The final corner, "Bio Topic" and "Bio Gallery", primarily introduces the research topics and results of biotechnology research organizations in this region. There are plans to change the exhibition contents in a timely manner. Let's keep watch on how these humble buds of biotechnology grow.
On April 14, 2003, the completion of sequencing the human genome was announced. Reading the 3.3 billion base pairs in human DNA involved scientists around the world and it is said to have taken 13 years and 350 billion yen. From around 2005, the "next-generation sequencer", which reads base sequences efficiently, and computers to process the resulting enormous volume of information were developed one after the other. We have now reached the point where the genome of one person can be sequenced in just a few weeks and for a mere ¥100,000 or so. This is truly the arrival of the personal genome age.

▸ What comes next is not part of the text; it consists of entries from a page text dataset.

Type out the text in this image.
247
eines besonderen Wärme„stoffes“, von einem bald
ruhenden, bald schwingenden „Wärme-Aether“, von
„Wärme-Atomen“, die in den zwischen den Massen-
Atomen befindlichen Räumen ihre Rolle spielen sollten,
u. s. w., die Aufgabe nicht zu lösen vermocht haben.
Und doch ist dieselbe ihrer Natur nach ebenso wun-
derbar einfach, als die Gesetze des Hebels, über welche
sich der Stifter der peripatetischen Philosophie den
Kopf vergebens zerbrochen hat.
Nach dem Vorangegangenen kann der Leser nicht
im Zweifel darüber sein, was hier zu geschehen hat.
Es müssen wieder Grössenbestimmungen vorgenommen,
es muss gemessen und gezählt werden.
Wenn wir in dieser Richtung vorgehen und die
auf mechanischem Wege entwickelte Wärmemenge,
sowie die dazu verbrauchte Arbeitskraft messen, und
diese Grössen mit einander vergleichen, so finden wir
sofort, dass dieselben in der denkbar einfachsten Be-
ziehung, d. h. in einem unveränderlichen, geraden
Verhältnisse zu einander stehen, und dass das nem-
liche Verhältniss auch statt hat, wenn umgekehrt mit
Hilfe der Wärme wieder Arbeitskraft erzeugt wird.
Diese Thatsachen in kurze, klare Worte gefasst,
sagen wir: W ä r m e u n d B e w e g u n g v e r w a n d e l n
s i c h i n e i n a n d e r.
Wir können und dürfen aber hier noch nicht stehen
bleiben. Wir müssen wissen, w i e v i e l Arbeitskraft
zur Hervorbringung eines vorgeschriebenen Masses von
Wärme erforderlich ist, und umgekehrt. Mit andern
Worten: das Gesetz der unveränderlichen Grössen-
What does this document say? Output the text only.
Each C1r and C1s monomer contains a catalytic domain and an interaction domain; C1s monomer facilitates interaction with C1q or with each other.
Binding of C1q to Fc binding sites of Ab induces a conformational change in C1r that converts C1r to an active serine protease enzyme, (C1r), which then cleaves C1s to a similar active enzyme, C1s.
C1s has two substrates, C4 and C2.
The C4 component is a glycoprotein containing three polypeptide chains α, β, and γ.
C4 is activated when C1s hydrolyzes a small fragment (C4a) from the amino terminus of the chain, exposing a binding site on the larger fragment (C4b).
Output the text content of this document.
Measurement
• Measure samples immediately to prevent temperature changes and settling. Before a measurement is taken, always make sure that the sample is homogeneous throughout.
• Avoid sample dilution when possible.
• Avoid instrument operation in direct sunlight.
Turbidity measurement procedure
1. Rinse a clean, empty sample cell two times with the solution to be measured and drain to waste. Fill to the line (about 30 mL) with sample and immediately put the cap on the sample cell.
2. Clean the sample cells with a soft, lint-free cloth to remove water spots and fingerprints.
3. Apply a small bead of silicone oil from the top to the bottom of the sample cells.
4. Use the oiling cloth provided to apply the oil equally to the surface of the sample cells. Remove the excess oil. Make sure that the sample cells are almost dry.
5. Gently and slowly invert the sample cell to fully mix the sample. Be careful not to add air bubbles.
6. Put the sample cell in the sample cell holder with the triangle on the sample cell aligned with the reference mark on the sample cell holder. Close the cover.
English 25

What will you find out if you read the information in your own genome? You will understand the "design drawings" that produce your characteristics, illnesses of course, your height and body type, your character, your capacity for exercise, etc. The genome is the ultimate collection of personal information.
That is not all. Your genome is not just yours. The genome also shows family relationships and relationships among races, for example "the roots of the Japanese". Also, since it has become possible to extract DNA from fossils too, it is also possible to research our relationship with Neanderthals, which were a species in the genus Homo and went extinct 20 thousand years ago.
To go further, the genetic system using this DNA is common to all organisms on the Earth, so by comparing their genomes, we can learn about the path of evolution of organisms and where species of organisms branched off.
Your genome is not only yours but also your family's and humanity's. And your genome belongs to all living beings on the Earth. The following words appear at the end of the "Wonder Genome", which plays at the entrance to the exhibit room on the 5th floor of the Life Science Building. You should know the meaning already.
"The world of living beings: the same with variety, variety with the same."